Mr. Fisher also spent several months in South Africa in the early 1990s running workshops for the country’s leaders, who were creating a new constitution.
“He was a master teacher,” said his former Harvard student Irma Tyler-Wood, who left practicing law in 1988 and accompanied Mr. Fisher to South Africa.
“I don’t think he ever got the credit or recognition he should have gotten,” said Tyler-Wood, a negotiation expert and founder of the Cambridge firm ThoughtBridge. “To me he’s like Johnny Appleseed on a whole different level. He planted these ideas all around the world with people who are using them to do remarkable things.”
Mr. Fisher waded into a long-running border dispute in 1995 that had turned into war between Ecuador and Peru. He led discussions in Cambridge with former and current officials. The brainstorming sessions set the stage for an accord eventually reached in 1998.
“One of the maxims he preaches is you should separate the people from the problem. You can be very kind with the people and very tough on the problem. He was able to do that in real life,” said his friend Jamil Mahuad, who was president of Ecuador from 1998 to 2000.
He described Mr. Fisher as a kind and generous man who embodied Ghandi’s call to “be the change you want to see in the world.”
Born in Winnetka, Ill., Mr. Fisher was one of six siblings. His father was secretary of the interior under President Taft.
He was married 62 years to the former Caroline McMurtrie Speer. She died in 2010.
They had two sons; Elliott is director for population health and policy at the Dartmouth Institute, and Peter R. was undersecretary of the Treasury from 2001 to 2003 and is now senior managing director at BlackRock, a multinational investment management corporation.
“There’s not a day that I don’t use some of his ideas,” said Elliott, a doctor in Vermont, who recalled many conversations with his father about his own efforts in advocating affordable health care.
Mr. Fisher served in the Army Air Forces from 1942 to 1946 in weather reconnaissance in the North Atlantic and the Pacific. He was a first lieutenant.
He earned his undergraduate degree from Harvard in 1943 and his law degree in 1948.

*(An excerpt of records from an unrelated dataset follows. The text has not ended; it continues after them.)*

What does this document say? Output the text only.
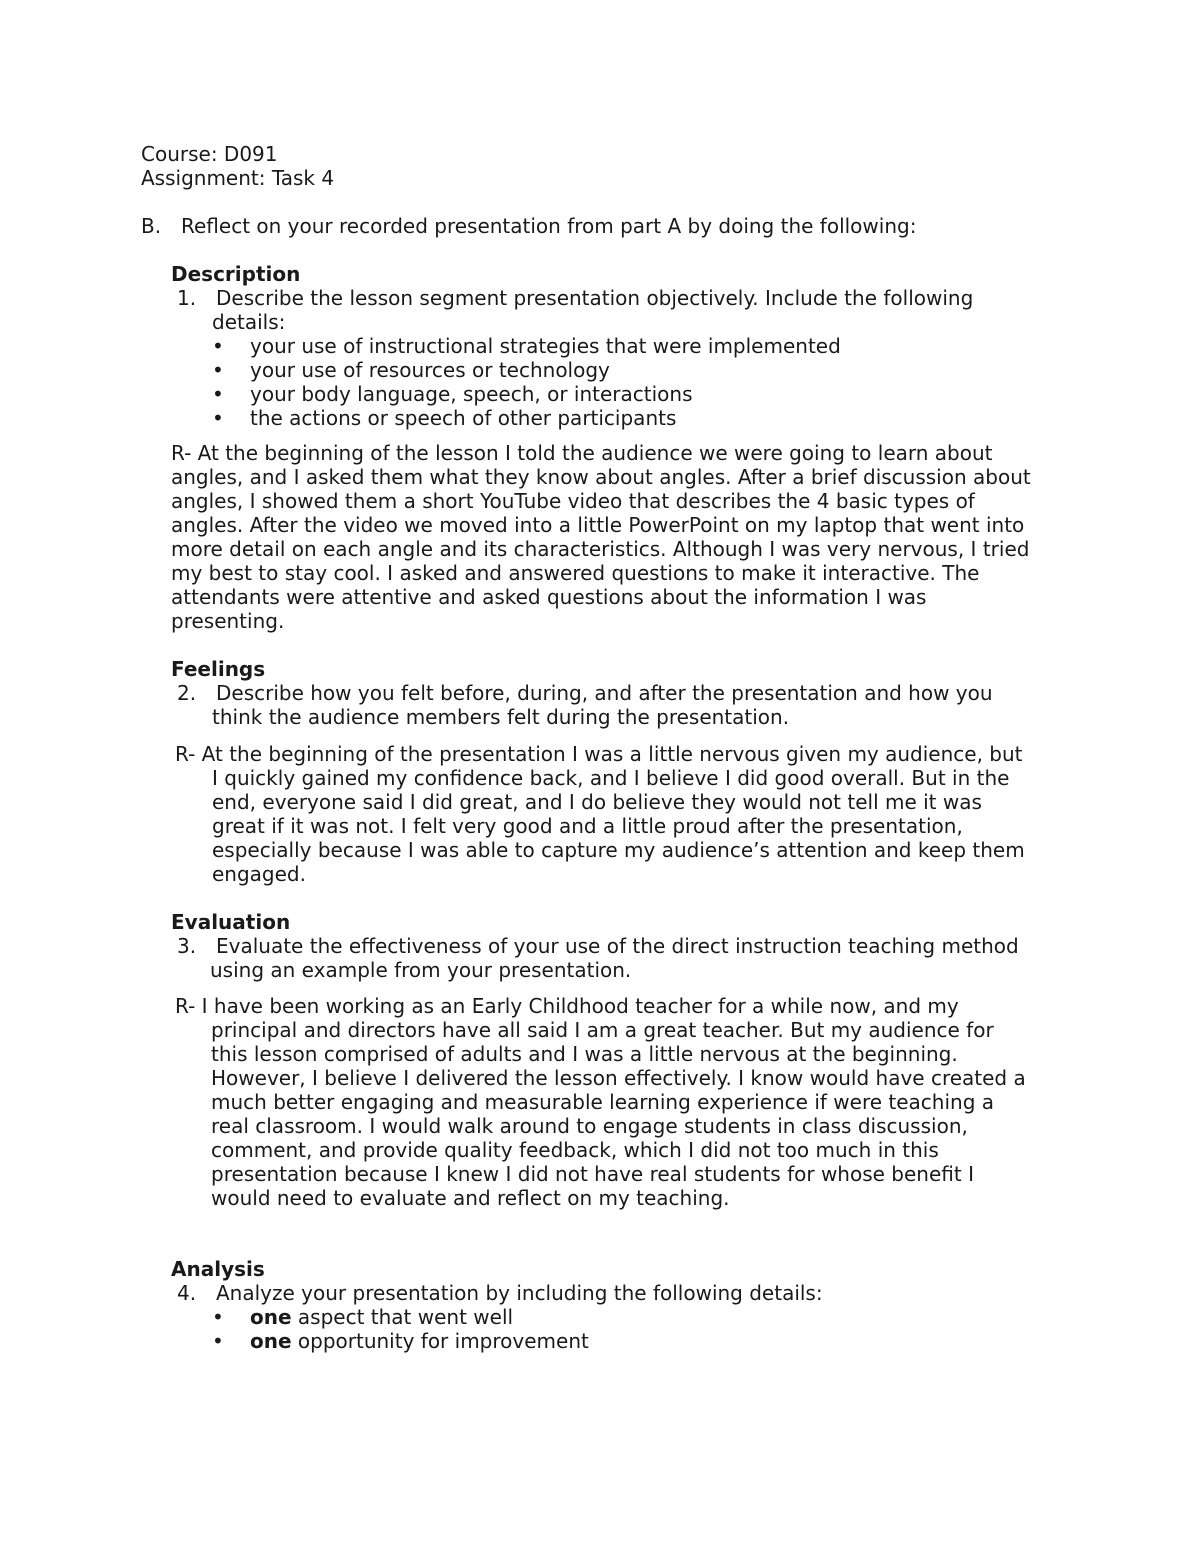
Course: D091
Assignment: Task 4
B. Reflect on your recorded presentation from part A by doing the following:
Description
1. Describe the lesson segment presentation objectively. Include the following
details:
• your use of instructional strategies that were implemented
• your use of resources or technology
• your body language, speech, or interactions
• the actions or speech of other participants
R- At the beginning of the lesson I told the audience we were going to learn about
angles, and I asked them what they know about angles. After a brief discussion about
angles, I showed them a short YouTube video that describes the 4 basic types of
angles. After the video we moved into a little PowerPoint on my laptop that went into
more detail on each angle and its characteristics. Although I was very nervous, I tried
my best to stay cool. I asked and answered questions to make it interactive. The
attendants were attentive and asked questions about the information I was
presenting.
Feelings
2. Describe how you felt before, during, and after the presentation and how you
think the audience members felt during the presentation.
R- At the beginning of the presentation I was a little nervous given my audience, but
I quickly gained my confidence back, and I believe I did good overall. But in the
end, everyone said I did great, and I do believe they would not tell me it was
great if it was not. I felt very good and a little proud after the presentation,
especially because I was able to capture my audience’s attention and keep them
engaged.
Evaluation
3. Evaluate the effectiveness of your use of the direct instruction teaching method
using an example from your presentation.
R- I have been working as an Early Childhood teacher for a while now, and my
principal and directors have all said I am a great teacher. But my audience for
this lesson comprised of adults and I was a little nervous at the beginning.
However, I believe I delivered the lesson effectively. I know would have created a
much better engaging and measurable learning experience if were teaching a
real classroom. I would walk around to engage students in class discussion,
comment, and provide quality feedback, which I did not too much in this
presentation because I knew I did not have real students for whose benefit I
would need to evaluate and reflect on my teaching.
Analysis
4. Analyze your presentation by including the following details:
• one aspect that went well
• one opportunity for improvement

After graduation, he was offered a clerkship under Judge Learned Hand but decided to take a post serving on US Ambassador Averell Harriman’s Marshall Plan staff in Paris, his family said.

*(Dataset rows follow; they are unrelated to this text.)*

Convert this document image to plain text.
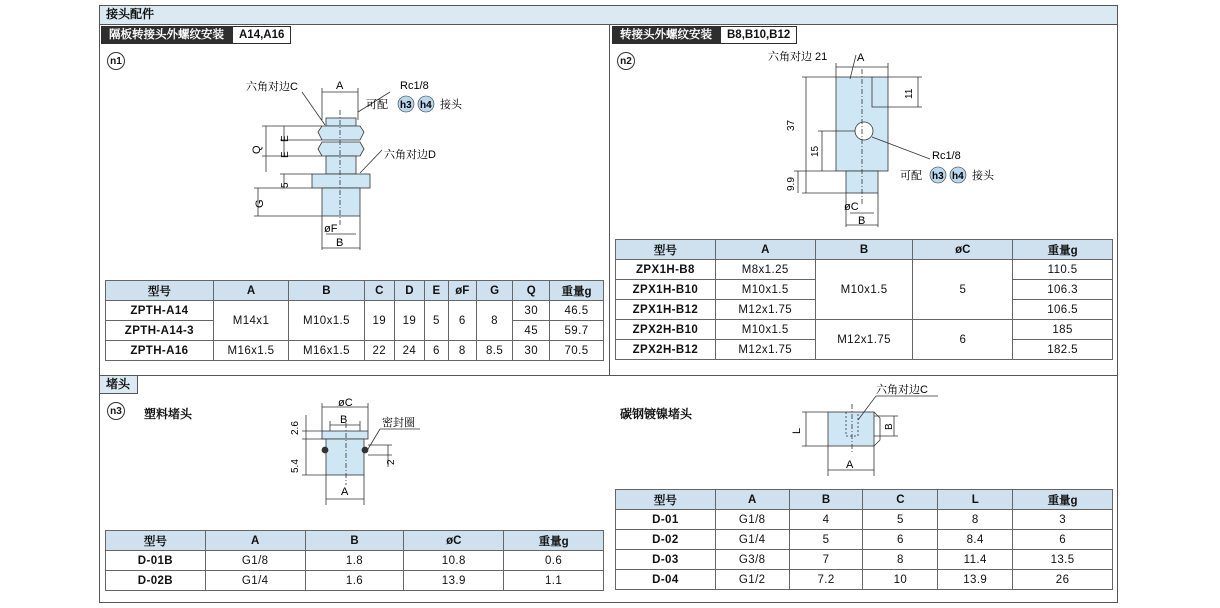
接头配件
堵头
隔板转接头外螺纹安装	A14,A16
n1
六角对边C	A	Rc1/8
可配 h3 h4 接头
六角对边D
Q
E
E
5
G
øF
B
型号	A	B	C	D	E	øF	G	Q	重量g
ZPTH-A14	M14x1	M10x1.5	19	19	5	6	8	30	46.5
ZPTH-A14-3								45	59.7
ZPTH-A16	M16x1.5	M16x1.5	22	24	6	8	8.5	30	70.5
转接头外螺纹安装	B8,B10,B12
n2	六角对边 21	A
11
37
15
9.9
Rc1/8
可配 h3 h4 接头
øC
B
型号	A	B	øC	重量g
ZPX1H-B8	M8x1.25	M10x1.5	5	110.5
ZPX1H-B10	M10x1.5			106.3
ZPX1H-B12	M12x1.75			106.5
ZPX2H-B10	M10x1.5	M12x1.75	6	185
ZPX2H-B12	M12x1.75			182.5
n3 塑料堵头
øC
B	密封圈
2.6
5.4	2
A
型号	A	B	øC	重量g
D-01B	G1/8	1.8	10.8	0.6
D-02B	G1/4	1.6	13.9	1.1
碳钢镀镍堵头
六角对边C
L
B
A
型号	A	B	C	L	重量g
D-01	G1/8	4	5	8	3
D-02	G1/4	5	6	8.4	6
D-03	G3/8	7	8	11.4	13.5
D-04	G1/2	7.2	10	13.9	26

He later worked at a Washington law firm and was assistant to the solicitor general from 1956 to 1958. He argued several cases before the Supreme Court.
He became a Harvard law professor in 1960. In 1969, Mr. Fisher penned “International Diplomacy for Beginners” complete with sardonic illustrations by Robert C. Osborn.

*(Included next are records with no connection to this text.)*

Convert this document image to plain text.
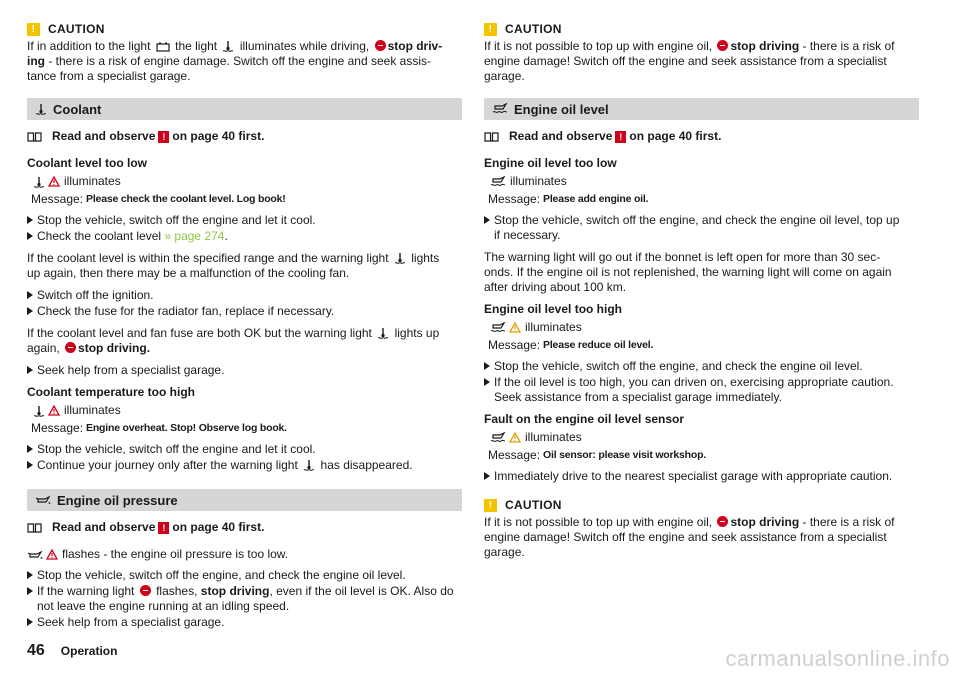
!	CAUTION

If in addition to the light the light illuminates while driving, stop driv-
ing - there is a risk of engine damage. Switch off the engine and seek assis-
tance from a specialist garage.

Coolant
Read and observe ! on page 40 first.
Coolant level too low
illuminates
Message: Please check the coolant level. Log book!
Stop the vehicle, switch off the engine and let it cool.
Check the coolant level » page 274.

If the coolant level is within the specified range and the warning light lights
up again, then there may be a malfunction of the cooling fan.

Switch off the ignition.
Check the fuse for the radiator fan, replace if necessary.

If the coolant level and fan fuse are both OK but the warning light lights up
again, stop driving.

Seek help from a specialist garage.
Coolant temperature too high
illuminates
Message: Engine overheat. Stop! Observe log book.
Stop the vehicle, switch off the engine and let it cool.
Continue your journey only after the warning light has disappeared.
Engine oil pressure
Read and observe ! on page 40 first.
flashes - the engine oil pressure is too low.
Stop the vehicle, switch off the engine, and check the engine oil level.
If the warning light flashes, stop driving, even if the oil level is OK. Also do
not leave the engine running at an idling speed.
Seek help from a specialist garage.
!	CAUTION

If it is not possible to top up with engine oil, stop driving - there is a risk of
engine damage! Switch off the engine and seek assistance from a specialist
garage.

Engine oil level
Read and observe ! on page 40 first.
Engine oil level too low
illuminates
Message: Please add engine oil.
Stop the vehicle, switch off the engine, and check the engine oil level, top up
if necessary.

The warning light will go out if the bonnet is left open for more than 30 sec-
onds. If the engine oil is not replenished, the warning light will come on again
after driving about 100 km.

Engine oil level too high
illuminates
Message: Please reduce oil level.
Stop the vehicle, switch off the engine, and check the engine oil level.
If the oil level is too high, you can driven on, exercising appropriate caution.
Seek assistance from a specialist garage immediately.
Fault on the engine oil level sensor
illuminates
Message: Oil sensor: please visit workshop.
Immediately drive to the nearest specialist garage with appropriate caution.
!	CAUTION

If it is not possible to top up with engine oil, stop driving - there is a risk of
engine damage! Switch off the engine and seek assistance from a specialist
garage.

46 Operation	carmanualsonline.info
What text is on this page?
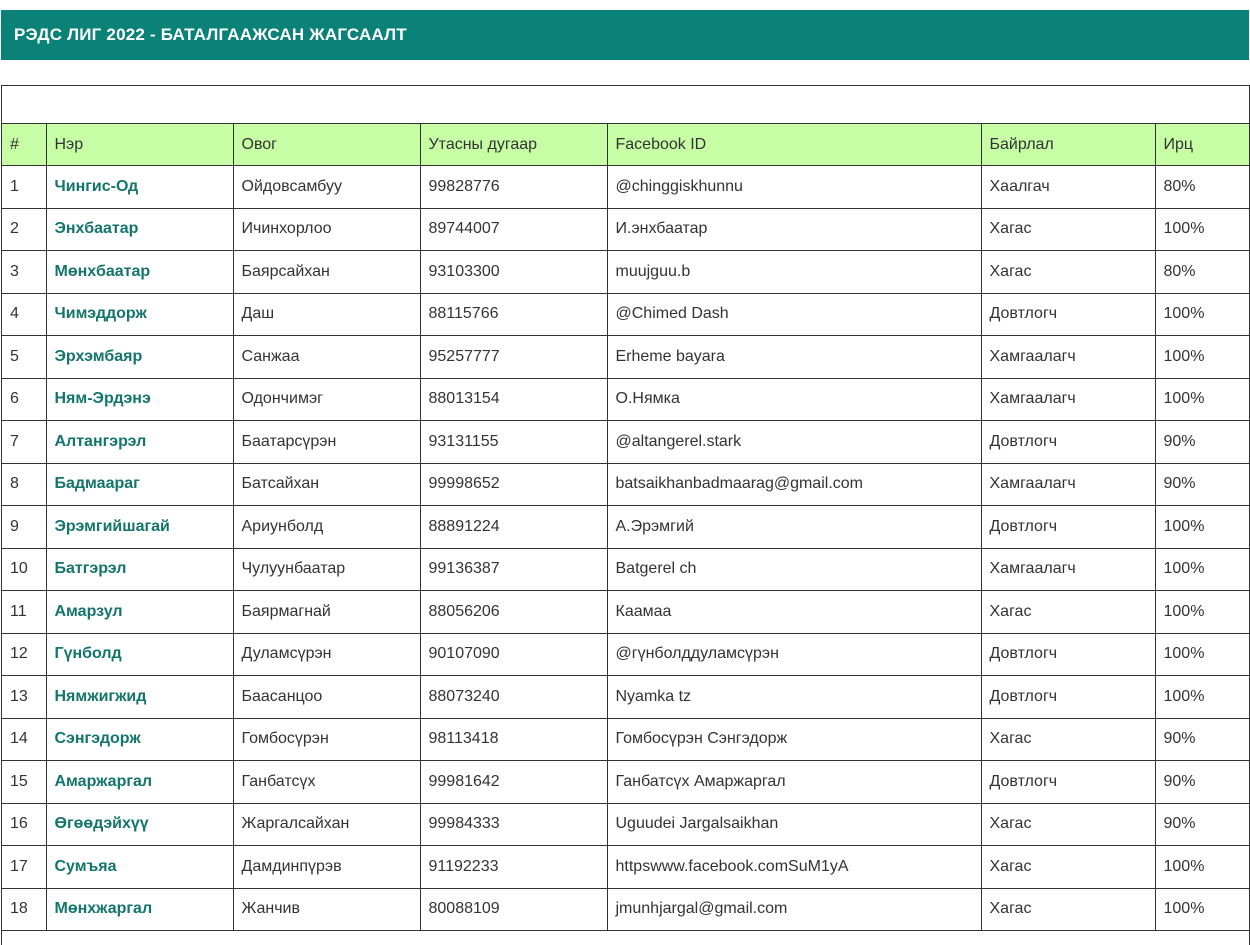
РЭДС ЛИГ 2022 - БАТАЛГААЖСАН ЖАГСААЛТ
#	Нэр	Овог	Утасны дугаар	Facebook ID	Байрлал	Ирц
1	Чингис-Од	Ойдовсамбуу	99828776	@chinggiskhunnu	Хаалгач	80%
2	Энхбаатар	Ичинхорлоо	89744007	И.энхбаатар	Хагас	100%
3	Мөнхбаатар	Баярсайхан	93103300	muujguu.b	Хагас	80%
4	Чимэддорж	Даш	88115766	@Chimed Dash	Довтлогч	100%
5	Эрхэмбаяр	Санжаа	95257777	Erheme bayara	Хамгаалагч	100%
6	Ням-Эрдэнэ	Одончимэг	88013154	О.Нямка	Хамгаалагч	100%
7	Алтангэрэл	Баатарсүрэн	93131155	@altangerel.stark	Довтлогч	90%
8	Бадмаараг	Батсайхан	99998652	batsaikhanbadmaarag@gmail.com	Хамгаалагч	90%
9	Эрэмгийшагай	Ариунболд	88891224	А.Эрэмгий	Довтлогч	100%
10	Батгэрэл	Чулуунбаатар	99136387	Batgerel ch	Хамгаалагч	100%
11	Амарзул	Баярмагнай	88056206	Каамаа	Хагас	100%
12	Гүнболд	Дуламсүрэн	90107090	@гүнболддуламсүрэн	Довтлогч	100%
13	Нямжигжид	Баасанцоо	88073240	Nyamka tz	Довтлогч	100%
14	Сэнгэдорж	Гомбосүрэн	98113418	Гомбосүрэн Сэнгэдорж	Хагас	90%
15	Амаржаргал	Ганбатсүх	99981642	Ганбатсүх Амаржаргал	Довтлогч	90%
16	Өгөөдэйхүү	Жаргалсайхан	99984333	Uguudei Jargalsaikhan	Хагас	90%
17	Сумъяа	Дамдинпүрэв	91192233	httpswww.facebook.comSuM1yA	Хагас	100%
18	Мөнхжаргал	Жанчив	80088109	jmunhjargal@gmail.com	Хагас	100%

“His pragmatism and his value-free cool may provoke attack from those who would like to revamp the American government, rather than merely to make it more effective in pursuit of its business,” Kirkus Reviews said of the book.
Mr. Fisher spent many happy summer days on Martha’s Vineyard, his family recalled, but was always focused on ways to improve the world. He wrote many op-ed columns published in The New York Times and The Boston Globe.
During the Iranian hostage crisis in 1979, Dr. Fisher advocated efforts to change the conflict from a contest of will to one of principle.
“We are learning that true power comes not from B-52s but from understanding the legitimate interests of others and then insisting upon adherence to principles that serve their interests as well as ours,” Mr. Fisher wrote.
In addition to his sons, Mr. Fisher leaves two brothers, Frank of Austin and John of Spokane, Wash.; and five grandchildren. A memorial service is planned for 11 a.m. Oct. 27 at Appleton Chapel at Harvard. Burial will be private.
At Mr. Fisher’s 90th birthday party this spring, Shelia Heen, a former student who now teaches conflict resolution, told of meeting a soldier in the US Special Forces’ civil affairs division who carried “Getting to Yes” on six tours of duty in Iraq and Afghanistan.
“He thought Roger would get a kick out of the fact that he’s on the ground, influencing the conversation, in a war 70 years after his own,” she said.